Ma dietro il grande evento ci sono i veri protagonisti di questa storia: i bambini che ogni giorno affrontano una situazione davvero difficile e che, grazie all’aiuto di questi meravigliosi volontari, riescono a trovare il sorriso. “Quando c’è impegno, entusiasmo e passione si possono raggiungere traguardi difficilissimi – spiega Cristiano, uno dei clown di Antas – Il nostro è un volontariato che si discosta abbastanza dal concetto che c’è nell’immaginario comune. Noi ci trasformiamo in clown perché vogliamo tirar fuori lo spirito infantile di ogni bambino, ma per fare questo dobbiamo mettere a nudo prima di tutto il nostro di spirito infantile. Non ci sono ingredienti indispensabili per riuscire ad essere questo tipo di clown: c’è solo il cuore di chi decide di fare questa scelta e mette il suo tempo a disposizione degli altri. Sembra un sacrificio, ma facendo questo ci si accorge che l’aiuto che si dà, torna indietro in tante forme. In termini di emozioni, gratificazione e crescita. Per noi quello che facciamo tutti i sabati nel reparto di oncologia pediatrica, ma anche in terapia intensiva, in nefrologia, fibrosi cistica e pronto soccorso, è un servizio. Sono molteplici i significati di questa parola: comprende il fatto che assolvi un compito per gli altri,di cui però sei responsabile perché ti metti totalmente in gioco ed hai bisogno di tutte le tue energie. Spesso capita che entriamo in una stanza a portare emozioni e ne usciamo con un carico altrettanto forte. E’ tutto uno scambio di sentimenti che a volte sono di gioia a volte un po’ meno, ma il nostro sforzo è comunque quello di portare un po’ di luce in situazioni dove ce n’è poca”.
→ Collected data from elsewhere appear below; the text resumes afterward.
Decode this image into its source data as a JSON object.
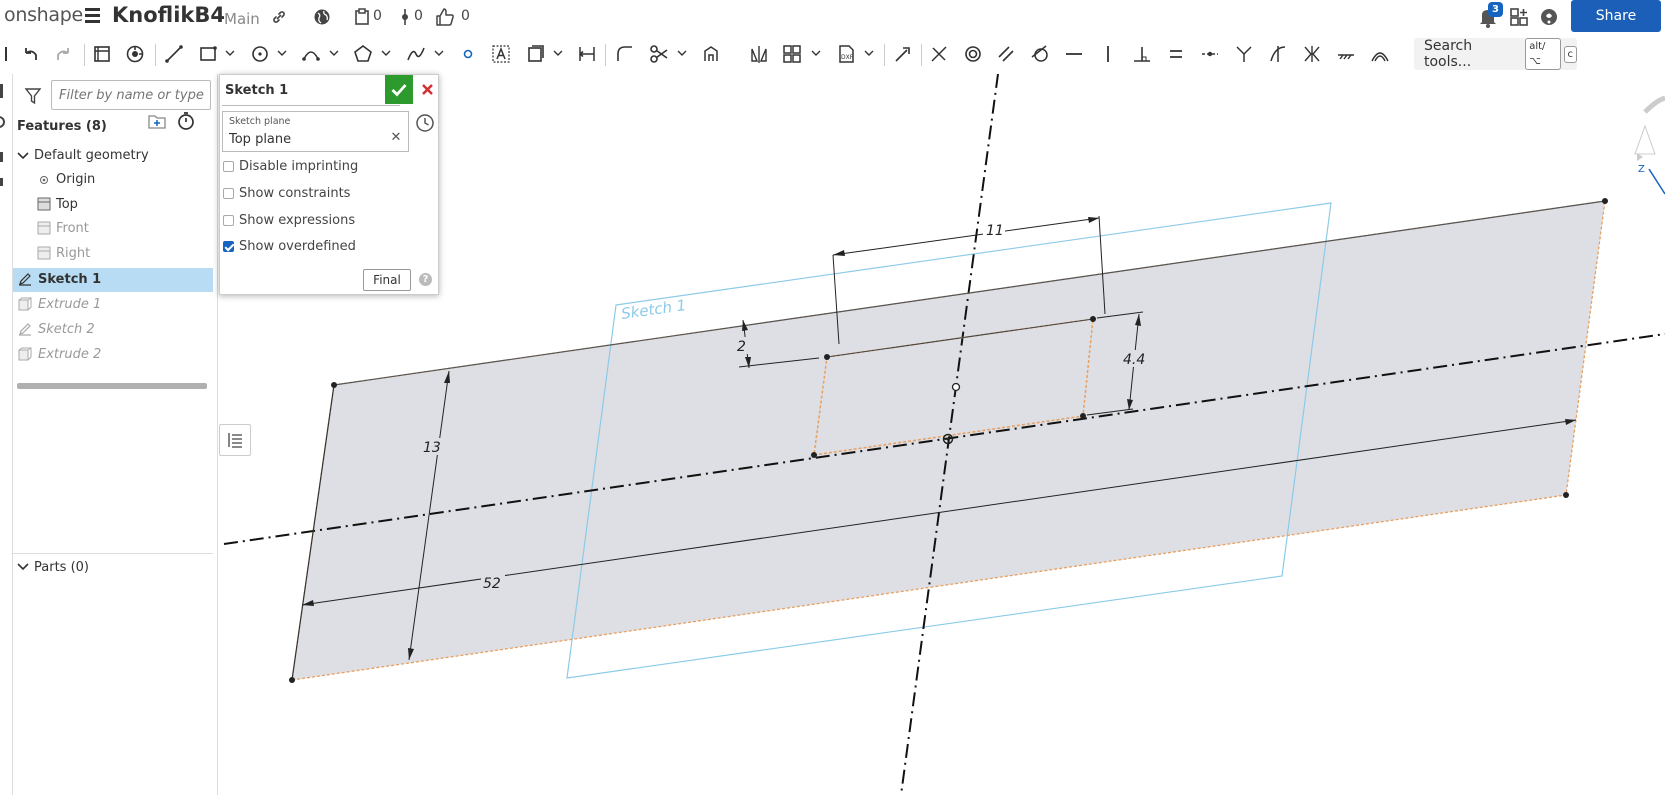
{
  "header": {
    "logo": "onshape",
    "doc_title": "KnoflikB4",
    "branch": "Main",
    "versions_count": "0",
    "branches_count": "0",
    "likes_count": "0",
    "notifications_count": "3",
    "share_label": "Share"
  },
  "toolbar": {
    "search_label": "Search tools...",
    "search_kbd_1": "alt/⌥",
    "search_kbd_2": "c"
  },
  "feature_panel": {
    "filter_placeholder": "Filter by name or type",
    "features_title": "Features (8)",
    "tree": [
      {
        "label": "Default geometry"
      },
      {
        "label": "Origin"
      },
      {
        "label": "Top"
      },
      {
        "label": "Front"
      },
      {
        "label": "Right"
      },
      {
        "label": "Sketch 1"
      },
      {
        "label": "Extrude 1"
      },
      {
        "label": "Sketch 2"
      },
      {
        "label": "Extrude 2"
      }
    ],
    "parts_title": "Parts (0)"
  },
  "sketch_dialog": {
    "title": "Sketch 1",
    "plane_label": "Sketch plane",
    "plane_value": "Top plane",
    "options": [
      {
        "label": "Disable imprinting",
        "checked": false
      },
      {
        "label": "Show constraints",
        "checked": false
      },
      {
        "label": "Show expressions",
        "checked": false
      },
      {
        "label": "Show overdefined",
        "checked": true
      }
    ],
    "final_label": "Final"
  },
  "viewport": {
    "plane_label": "Sketch 1",
    "dimensions": {
      "width_top": "11",
      "offset_small": "2",
      "height_small": "4.4",
      "height_large": "13",
      "width_large": "52"
    },
    "view_cube_axis": "Z"
  },
  "colors": {
    "accent": "#1b5fb8",
    "confirm_green": "#2c9a2c",
    "cancel_red": "#d32f2f",
    "selection": "#b8dcf4",
    "sketch_fill": "#dddfe4",
    "sketch_edge": "#e8a060",
    "plane_outline": "#8ccbe8"
  }
}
Un altro aspetto fondamentale di questo tipo di volontariato è il rapporto che si crea anche con il personale medico: c’è una grande collaborazione ed integrazione per cui può capitare che un medico chieda l’aiuto del clown per un particolare intervento sul bambino (ad esempio un prelievo o manipolazioni ortopediche fastidiose). Grazie alla loro professionalità i volontari di Antas sono riusciti a ritagliarsi un ruolo riconosciuto all’interno dell’ospedale e quest’integrazione rende l’ambiente ancora più sereno e disteso. Inoltre è il medico stesso che sa quanto è importante il momento della clownterapia perché vede che i bambini lo  aspettano con grande entusiasmo. “Tutto questo ti dà grande forza per continuare, un grosso senso di gratificazione personale ma anche di responsabilità, perché sai che all’appuntamento non puoi mancare”.

Cosa spinge una persona a fare questa scelta? “Ci sono vari aspetti complessi che ruotano intorno ad una scelta del genere, e ognuno di noi si avvicina al corso di clown terapia con una sua motivazione soggettiva. Io personalmente sono stato affascinato dal film di Patch Adams, ma la cosa più importante è che nel momento in cui entri a far parte del gruppo, ti accorgi che tutte queste motivazioni soggettive confluiscono in un unico flusso di energie che segue dinamiche differenti. Per quanto mi riguarda per fare il clown devi avere ben chiaro il fatto che il sorriso è un’arma potentissima: non è detto che dietro ogni sorriso non ci siano delle lacrime e viceversa. Una volta che hai capito questo riesci ad maneggiare quest’arma con cura, nel senso che puoi portare un sorriso dove sembra quasi impossibile ottenerlo. In reparti come questi può sembrare assurdo mettersi a scherzare, ma non è così: tutti abbiamo bisogno di aggrapparci a qualcosa e noi siamo il mezzo per dare speranza a questi bambini. Ci riusciamo non perché siamo attori professionisti, ma perché lo facciamo con amore”.